Liv-Ex defines a fine wine as having a secondary market value, the ability to improve in bottle, a strong track record, and critical acclaim. Clearly, the quality of your initial purchase matters.
But you also need to be realistic about the time frame over which you’ll potentially see positive returns. “A year ago, the biggest single brand in Asia was Lafite. I could’ve told you then that they were going to cool on it… Mouton is suddenly being bought now,” says Boom.
As these familiar names suggest, the job is made slightly easier by the fact that the fine wine universe is largely limited to a crop of top producers. It’s best to “buy brands with a history of global consumption and global demand,” says Woolf. Liv-Ex says that just eight wines account for 80 per cent of leading wine funds’ portfolios by value. Even so, both Boom and Woolf advise that you seek expert help when selecting which wines to invest in.
Volatility is a significant risk in fine wine investment. Prices function a little like a rubber band, says Boom. They’re down 35-40 per cent over the past two years but “at some point they’ll spring back. So your timing is absolutely critical.”
There are also liquidity issues in the market – the traditional model whereby an investor uses a wine merchant to find buyers is highly dependent on the skills of the broker. “If there is no buyer, essentially you’re stuck with an asset you can’t sell for a while,” says Boom.
A variety of new services have emerged to try to mitigate this. Wine investment funds, like mutual funds, seek to create a portfolio of wines and vintages that will, on average, deliver positive returns. Boom’s company Bordeaux Index, meanwhile, runs a live trading platform for investors, which offers both a buy and sell price for about 200 wines in total – 20 brand names over 10 vintages. This, he says, gives investors the confidence that, if they do need to liquidate their wine assets, they will be able to do so.
Woolf says investors also need to have confidence in the merchant or broker they’re using. Make sure they have a track record, he says. And ensure “you’re the sole owner of the products you’re buying. Lots of people get stuck in sub-ownership categories… If any company you choose to buy through goes under, you want to be the owner of the wine, with it stored in a bonded warehouse under your name.”

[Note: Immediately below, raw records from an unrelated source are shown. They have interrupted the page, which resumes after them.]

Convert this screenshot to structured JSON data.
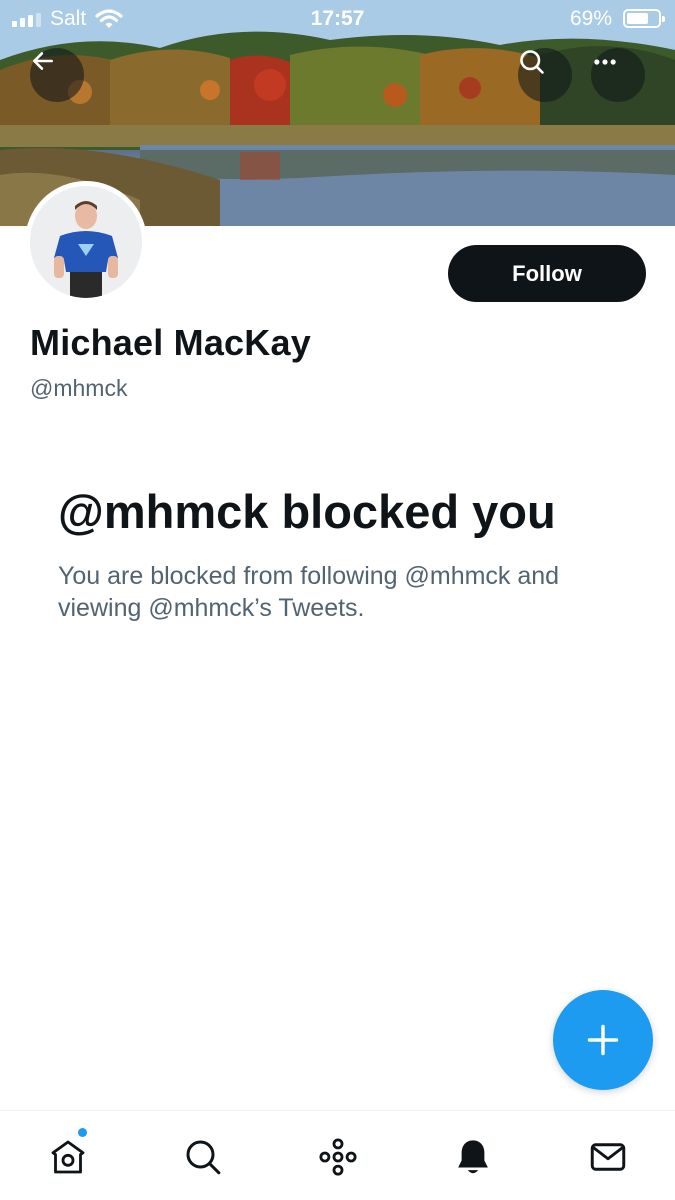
{
  "status_bar": {
    "carrier": "Salt",
    "time": "17:57",
    "battery_percent": "69%",
    "battery_level": 0.69,
    "signal_bars": 4,
    "signal_bars_active": 3
  },
  "header": {
    "back_icon": "arrow-left-icon",
    "search_icon": "search-icon",
    "more_icon": "more-horizontal-icon"
  },
  "profile": {
    "display_name": "Michael MacKay",
    "handle": "@mhmck",
    "follow_label": "Follow"
  },
  "blocked": {
    "title": "@mhmck blocked you",
    "description": "You are blocked from following @mhmck and viewing @mhmck’s Tweets."
  },
  "fab": {
    "icon": "plus-icon"
  },
  "bottom_nav": {
    "items": [
      {
        "id": "home",
        "icon": "home-icon",
        "has_badge": true
      },
      {
        "id": "search",
        "icon": "search-icon"
      },
      {
        "id": "spaces",
        "icon": "spaces-icon"
      },
      {
        "id": "notifications",
        "icon": "bell-icon",
        "active": true
      },
      {
        "id": "messages",
        "icon": "mail-icon"
      }
    ]
  },
  "colors": {
    "accent": "#1d9bf0",
    "text_primary": "#0f1419",
    "text_secondary": "#536471",
    "button_dark": "#0f1419"
  }
}
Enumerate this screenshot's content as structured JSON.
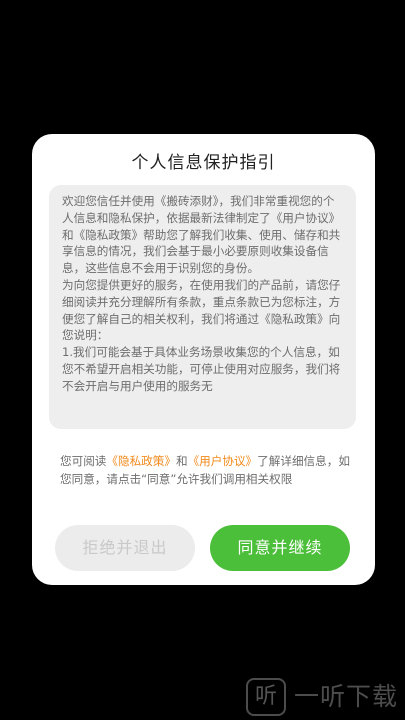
{
  "dialog": {
    "title": "个人信息保护指引",
    "body_text": "欢迎您信任并使用《搬砖添财》，我们非常重视您的个人信息和隐私保护，依据最新法律制定了《用户协议》和《隐私政策》帮助您了解我们收集、使用、储存和共享信息的情况，我们会基于最小必要原则收集设备信息，这些信息不会用于识别您的身份。\n为向您提供更好的服务，在使用我们的产品前，请您仔细阅读并充分理解所有条款，重点条款已为您标注，方便您了解自己的相关权利，我们将通过《隐私政策》向您说明：\n1.我们可能会基于具体业务场景收集您的个人信息，如您不希望开启相关功能，可停止使用对应服务，我们将不会开启与用户使用的服务无",
    "notice": {
      "prefix": "您可阅读",
      "privacy_link": "《隐私政策》",
      "and": "和",
      "agreement_link": "《用户协议》",
      "suffix": "了解详细信息，如您同意，请点击“同意”允许我们调用相关权限"
    },
    "refuse_button": "拒绝并退出",
    "agree_button": "同意并继续"
  },
  "watermark": {
    "logo_glyph": "听",
    "text": "一听下载"
  },
  "colors": {
    "background": "#000000",
    "dialog": "#ffffff",
    "scroll_box": "#eeeeee",
    "link": "#f28a1c",
    "agree_button": "#4cbf3a",
    "refuse_button": "#ececec"
  }
}
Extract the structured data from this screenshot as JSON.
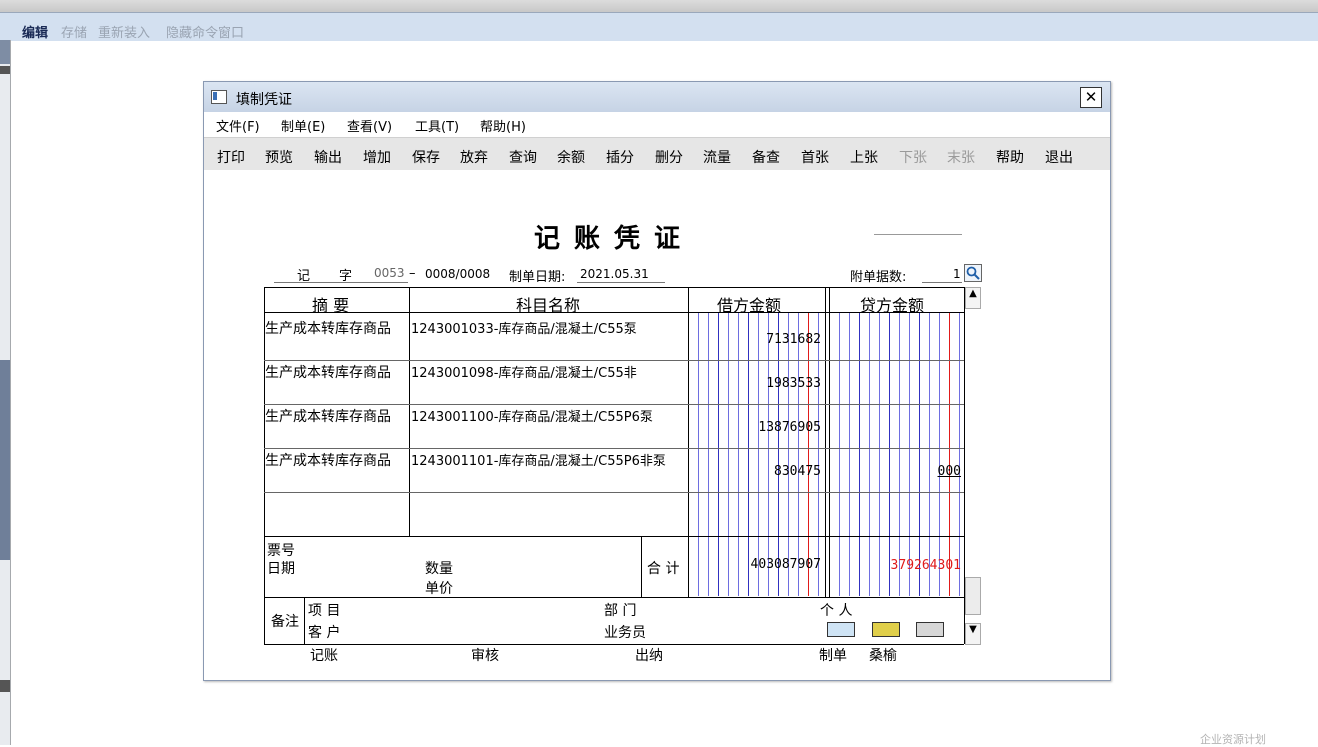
{
  "app_menu": {
    "items": [
      "编辑",
      "存储",
      "重新装入",
      "隐藏命令窗口"
    ]
  },
  "window": {
    "title": "填制凭证",
    "close": "✕",
    "menu": [
      "文件(F)",
      "制单(E)",
      "查看(V)",
      "工具(T)",
      "帮助(H)"
    ],
    "toolbar": [
      "打印",
      "预览",
      "输出",
      "增加",
      "保存",
      "放弃",
      "查询",
      "余额",
      "插分",
      "删分",
      "流量",
      "备查",
      "首张",
      "上张",
      "下张",
      "末张",
      "帮助",
      "退出"
    ]
  },
  "voucher": {
    "title": "记账凭证",
    "type_label": "记",
    "type_suffix": "字",
    "number": "0053",
    "dash": "–",
    "page": "0008/0008",
    "date_label": "制单日期:",
    "date": "2021.05.31",
    "attachments_label": "附单据数:",
    "attachments": "1",
    "columns": {
      "summary": "摘 要",
      "account": "科目名称",
      "debit": "借方金额",
      "credit": "贷方金额"
    },
    "rows": [
      {
        "summary": "生产成本转库存商品",
        "account": "1243001033-库存商品/混凝土/C55泵",
        "debit": "7131682",
        "credit": ""
      },
      {
        "summary": "生产成本转库存商品",
        "account": "1243001098-库存商品/混凝土/C55非",
        "debit": "1983533",
        "credit": ""
      },
      {
        "summary": "生产成本转库存商品",
        "account": "1243001100-库存商品/混凝土/C55P6泵",
        "debit": "13876905",
        "credit": ""
      },
      {
        "summary": "生产成本转库存商品",
        "account": "1243001101-库存商品/混凝土/C55P6非泵",
        "debit": "830475",
        "credit": "000"
      }
    ],
    "ticket_label": "票号",
    "date_row_label": "日期",
    "qty_label": "数量",
    "price_label": "单价",
    "total_label": "合 计",
    "debit_total": "403087907",
    "credit_total": "379264301",
    "remark_label": "备注",
    "project_label": "项  目",
    "customer_label": "客  户",
    "dept_label": "部  门",
    "salesman_label": "业务员",
    "person_label": "个  人",
    "bookkeeper_label": "记账",
    "auditor_label": "审核",
    "cashier_label": "出纳",
    "maker_label": "制单",
    "maker_name": "桑榆"
  },
  "watermark": "企业资源计划",
  "icons": {
    "magnifier": "magnifier-icon",
    "window": "window-icon"
  }
}
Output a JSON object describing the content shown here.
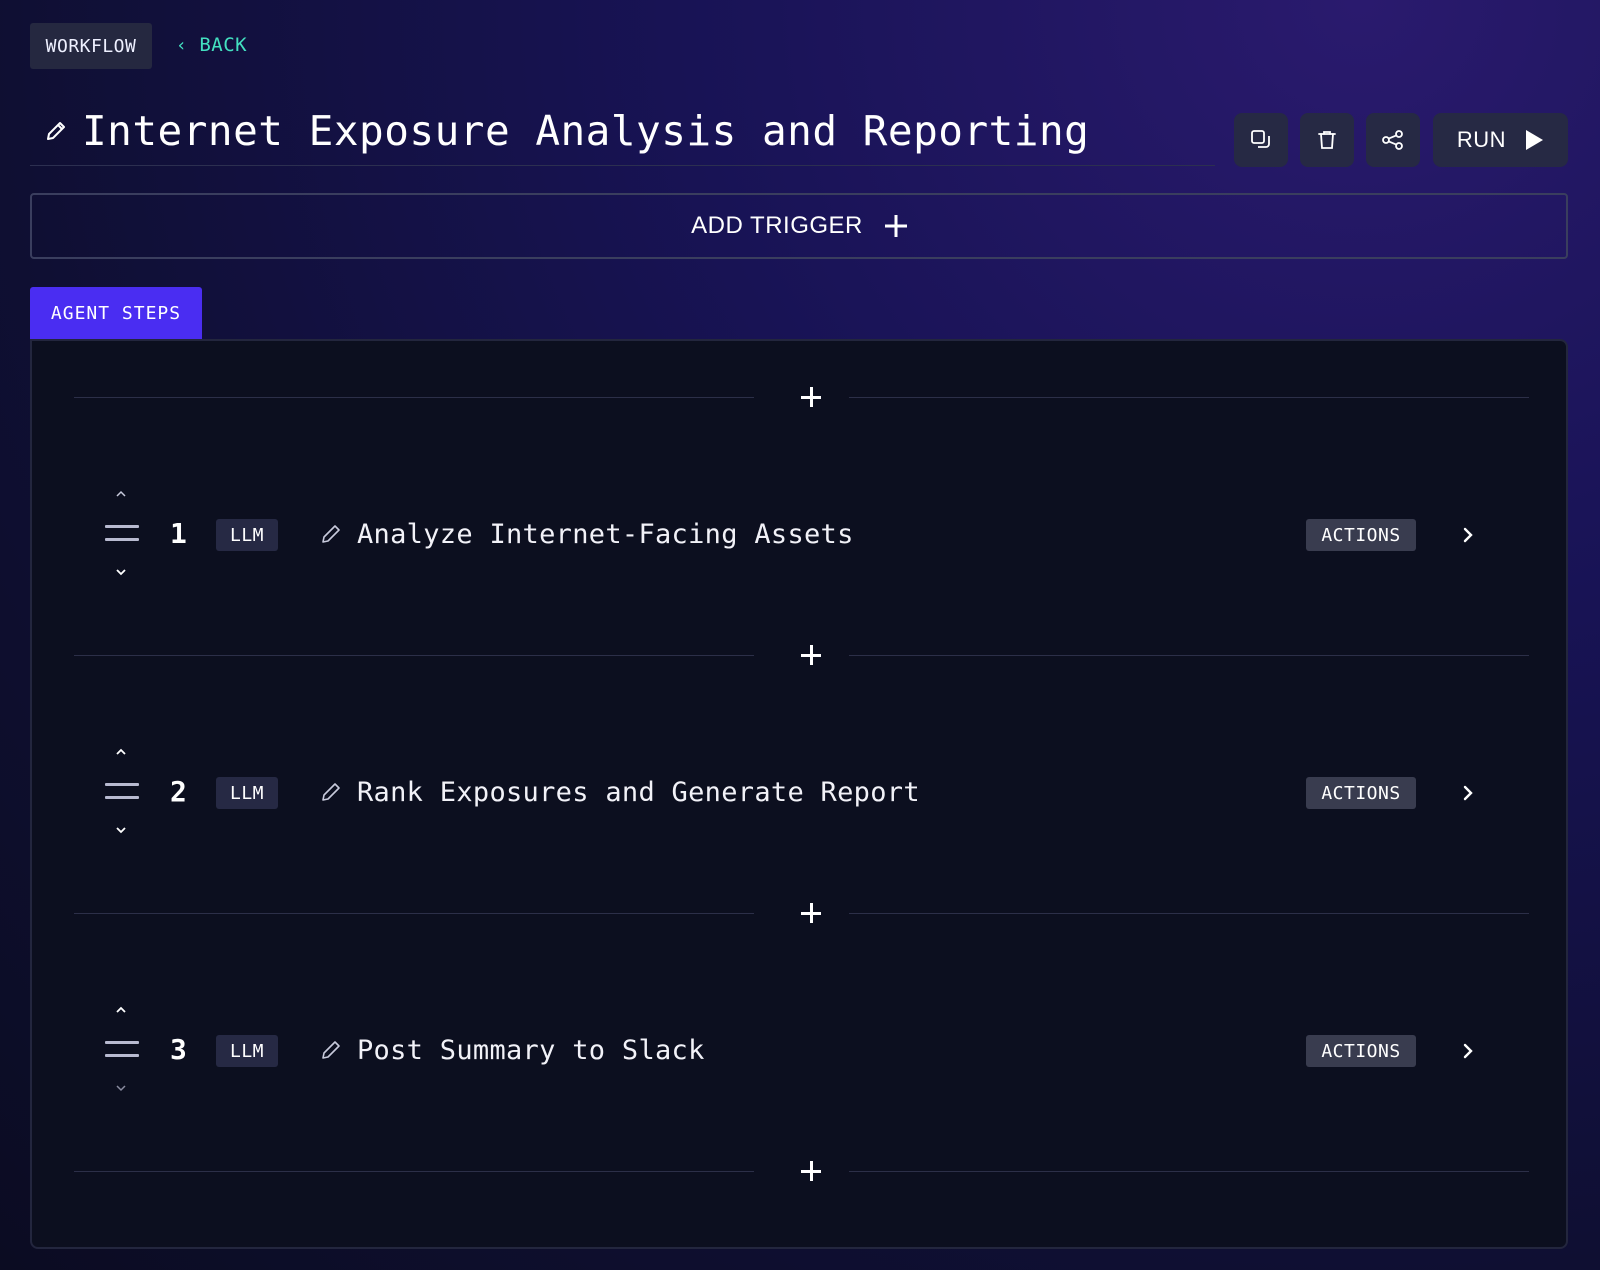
{
  "header": {
    "breadcrumb_tag": "WORKFLOW",
    "back_label": "BACK",
    "title": "Internet Exposure Analysis and Reporting",
    "run_label": "RUN"
  },
  "toolbar": {
    "icons": [
      "copy-icon",
      "trash-icon",
      "share-icon",
      "play-icon"
    ]
  },
  "trigger": {
    "label": "ADD TRIGGER"
  },
  "tabs": [
    {
      "label": "AGENT STEPS",
      "active": true
    }
  ],
  "steps": [
    {
      "number": "1",
      "type": "LLM",
      "title": "Analyze Internet-Facing Assets",
      "actions_label": "ACTIONS"
    },
    {
      "number": "2",
      "type": "LLM",
      "title": "Rank Exposures and Generate Report",
      "actions_label": "ACTIONS"
    },
    {
      "number": "3",
      "type": "LLM",
      "title": "Post Summary to Slack",
      "actions_label": "ACTIONS"
    }
  ],
  "colors": {
    "accent": "#4a2df2",
    "back_link": "#43e0c0",
    "panel_bg": "#0c0f1f",
    "button_bg": "#262944"
  }
}
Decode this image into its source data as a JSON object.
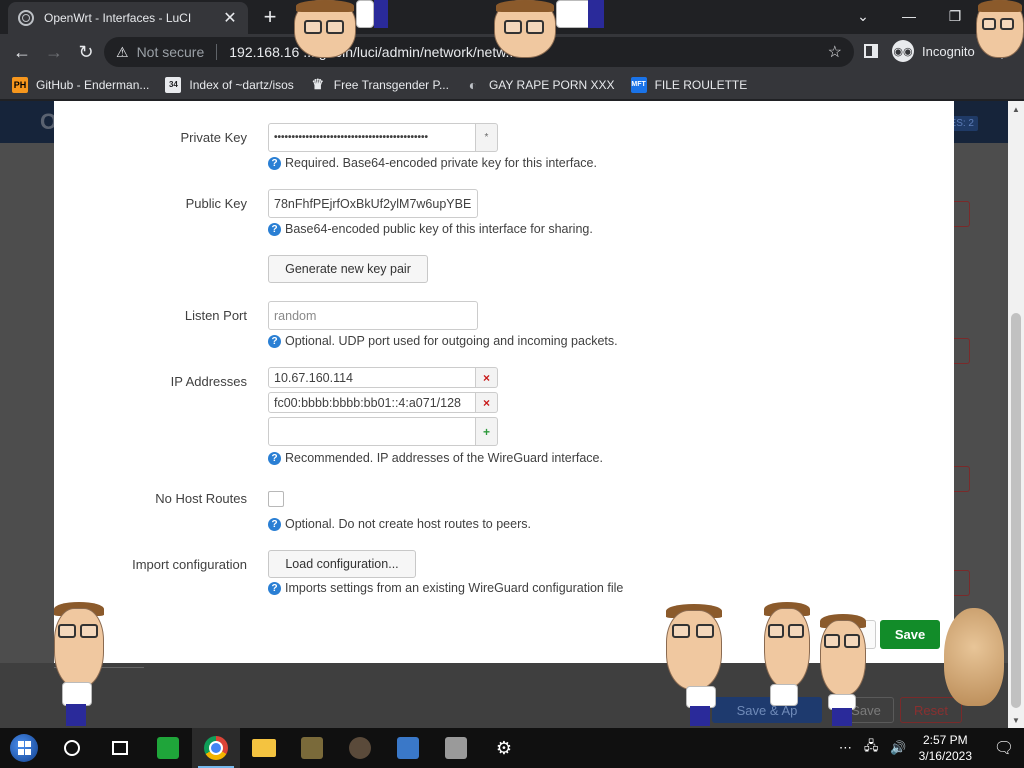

For Eamon Fitzgerald, managing director of Naked Wines, however, “traditional fine wine investing is a bit of a mug’s game. It’s completely unsustainable and speculative. If the Chinese lose interest, you’ll worry that a lot of people will lose a lot of money.” In fact, he thinks the entire industry is broken – from the plonk we buy at the supermarket to the finest vintages. “It screws its customers and winemakers. If you take a £5 bottle, there’s 20p of wine in there. The rest is duty and taxes, and bottling, selling and marketing fees.”
It’s for this reason that he believes winemakers, investors, and consumers are turning to crowdfunding. “The best winemakers are the worst salesmen,” he says. But by using the disintermediating power of the internet, they can strip out the middle-men and access the consumer directly. Several winemakers are currently crowdfunding on UK-based platforms.
Fitzgerald’s company has a different take on the power of the crowd. First, it runs a network of “angels”, who contribute a small amount every month which goes directly into supporting small vineyards. The angel, in turn, receives wine at a lower cost than if it were sold at a supermarket.
The Fine Wine Bond marked Naked Wines’s move into the more rarified sections of the wine world. The bond is closed to investors, but the idea is that fine wines shouldn’t solely be about the old, typically French, names. “The secret to making fine wine is three things: grapes, talent and time,” says Fitzgerald. With the money from its bond, Naked Wines is looking to give winemakers the latter – to turn “some of our really good wines into spectactular wines,” while paying a steady return to investors.